Monday, 26 October 2009
A Gate At The Stairs by Lorrie Moore
DATE PUBLISHED: 2009
DATE READ: October 2009
NOTES: I had read many good reviews of Lorrie Moore’s work so I had very high hopes of A Gate At The Stairs. The story is of a young college student, Tassie, who leaves her family farm in the Midwest to find an exciting new life in the provincial town of Troy. She is bemused and bewildered by many of the people she meets and the new things she encounters. Her very quirky and eccentric use of language suffuses the whole book – much of it very witty. Her college classes merge in her mind as she contemplates Intro to Sufism, Soundtracks to War Movies and Pilates/the Neutral Pelvis. She seems to have a bright enquiring mind – but many of her relationships end disastrously.
She manages to get a childcare job helping out a professional couple who are in the process of adopting a little girl of mixed race origin. This leads to some interesting reflections of attitudes to race. We could only cheer on Tassie when approached by a woman requesting a play date so that her toddler could have experience of being with a mixed race child. Her quick response was: “I’m sorry, but Mary-Emma already has a lot of white friends.”

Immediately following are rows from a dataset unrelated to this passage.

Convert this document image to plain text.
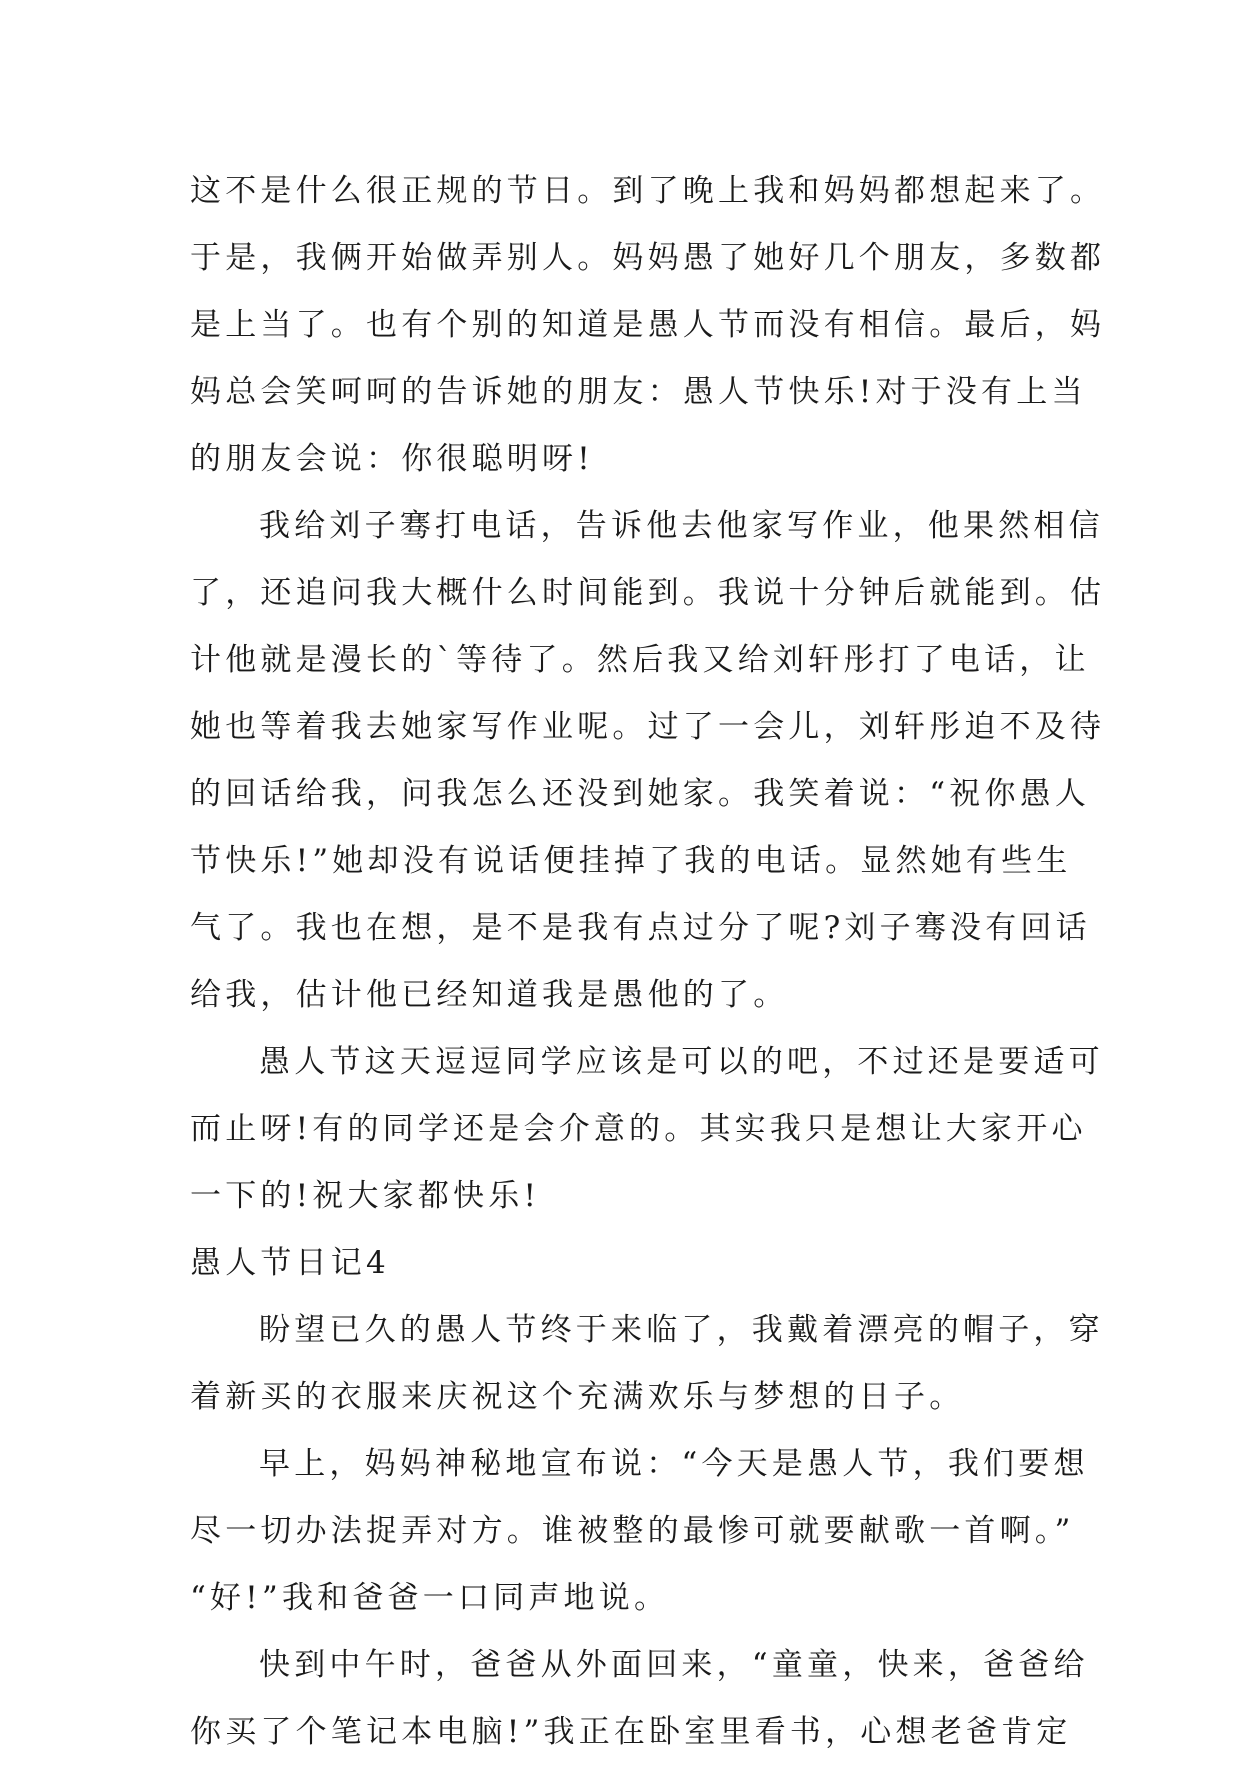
这不是什么很正规的节日。到了晚上我和妈妈都想起来了。
于是，我俩开始做弄别人。妈妈愚了她好几个朋友，多数都
是上当了。也有个别的知道是愚人节而没有相信。最后，妈
妈总会笑呵呵的告诉她的朋友：愚人节快乐!对于没有上当
的朋友会说：你很聪明呀!
我给刘子骞打电话，告诉他去他家写作业，他果然相信
了，还追问我大概什么时间能到。我说十分钟后就能到。估
计他就是漫长的`等待了。然后我又给刘轩彤打了电话，让
她也等着我去她家写作业呢。过了一会儿，刘轩彤迫不及待
的回话给我，问我怎么还没到她家。我笑着说：“祝你愚人
节快乐!”她却没有说话便挂掉了我的电话。显然她有些生
气了。我也在想，是不是我有点过分了呢?刘子骞没有回话
给我，估计他已经知道我是愚他的了。
愚人节这天逗逗同学应该是可以的吧，不过还是要适可
而止呀!有的同学还是会介意的。其实我只是想让大家开心
一下的!祝大家都快乐!
愚人节日记4
盼望已久的愚人节终于来临了，我戴着漂亮的帽子，穿
着新买的衣服来庆祝这个充满欢乐与梦想的日子。
早上，妈妈神秘地宣布说：“今天是愚人节，我们要想
尽一切办法捉弄对方。谁被整的最惨可就要献歌一首啊。”
“好!”我和爸爸一口同声地说。
快到中午时，爸爸从外面回来，“童童，快来，爸爸给
你买了个笔记本电脑!”我正在卧室里看书，心想老爸肯定
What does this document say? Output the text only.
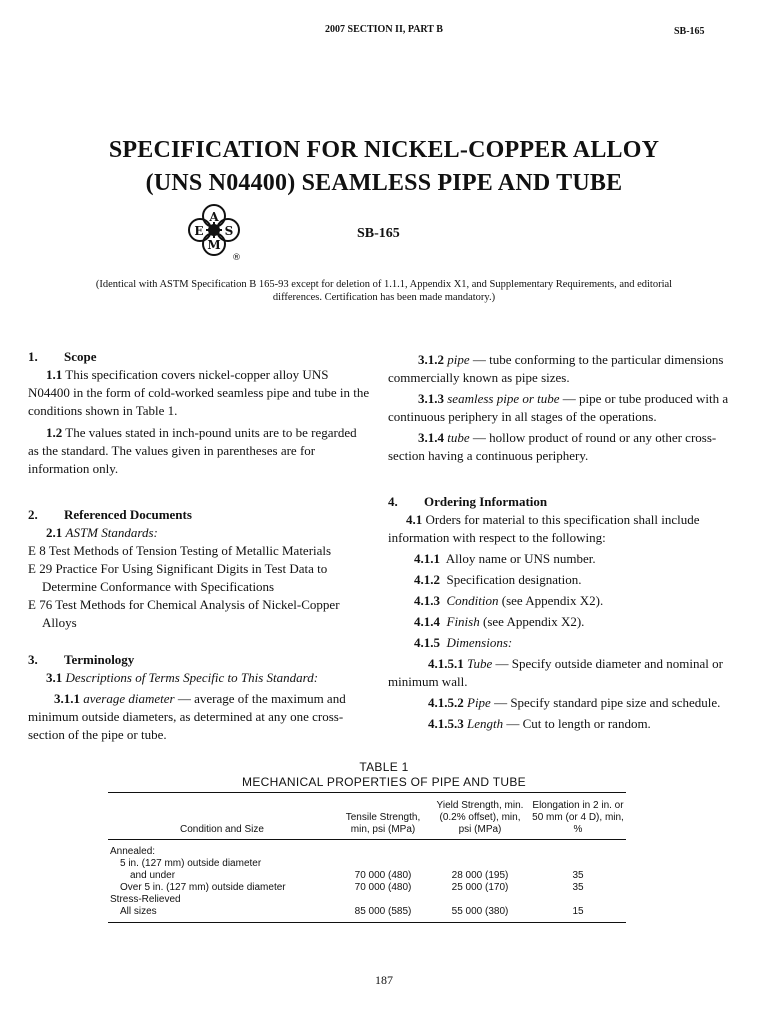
2007 SECTION II, PART B	SB-165
SPECIFICATION FOR NICKEL-COPPER ALLOY
(UNS N04400) SEAMLESS PIPE AND TUBE
A
E S
M
®
SB-165
(Identical with ASTM Specification B 165-93 except for deletion of 1.1.1, Appendix X1, and Supplementary Requirements, and editorial
differences. Certification has been made mandatory.)

1. Scope

1.1 This specification covers nickel-copper alloy UNS N04400 in the form of cold-worked seamless pipe and tube in the conditions shown in Table 1.

1.2 The values stated in inch-pound units are to be regarded as the standard. The values given in parentheses are for information only.

2. Referenced Documents

2.1 ASTM Standards:

E 8 Test Methods of Tension Testing of Metallic Materials

E 29 Practice For Using Significant Digits in Test Data to Determine Conformance with Specifications

E 76 Test Methods for Chemical Analysis of Nickel-Copper Alloys

3. Terminology

3.1 Descriptions of Terms Specific to This Standard:

3.1.1 average diameter — average of the maximum and minimum outside diameters, as determined at any one cross-section of the pipe or tube.

3.1.2 pipe — tube conforming to the particular dimensions commercially known as pipe sizes.

3.1.3 seamless pipe or tube — pipe or tube produced with a continuous periphery in all stages of the operations.

3.1.4 tube — hollow product of round or any other cross-section having a continuous periphery.

4. Ordering Information

4.1 Orders for material to this specification shall include information with respect to the following:

4.1.1 Alloy name or UNS number.

4.1.2 Specification designation.

4.1.3 Condition (see Appendix X2).

4.1.4 Finish (see Appendix X2).

4.1.5 Dimensions:

4.1.5.1 Tube — Specify outside diameter and nominal or minimum wall.

4.1.5.2 Pipe — Specify standard pipe size and schedule.

4.1.5.3 Length — Cut to length or random.

TABLE 1
MECHANICAL PROPERTIES OF PIPE AND TUBE
Condition and Size	Tensile Strength, min, psi (MPa)	Yield Strength, min. (0.2% offset), min, psi (MPa)	Elongation in 2 in. or 50 mm (or 4 D), min, %
Annealed:			

5 in. (127 mm) outside diameter
and under	70 000 (480)	28 000 (195)	35
Over 5 in. (127 mm) outside diameter	70 000 (480)	25 000 (170)	35
Stress-Relieved			
All sizes	85 000 (585)	55 000 (380)	15
187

But in the course of the narrative some seriously sad things happen…. But Tassie seemed hardly moved at all and her quirky language just carried on relentlessly – almost to the point of being annoying.
Although the book had so many funny moments it was also bleak and melancholy. The writing is fine – I understand what reviewers rave about. However Sylvia Plath’s The Bell Jar gives a better picture of a young girl finding her way at college and Ann Tyler’s Digging to America is more perceptive about adoption.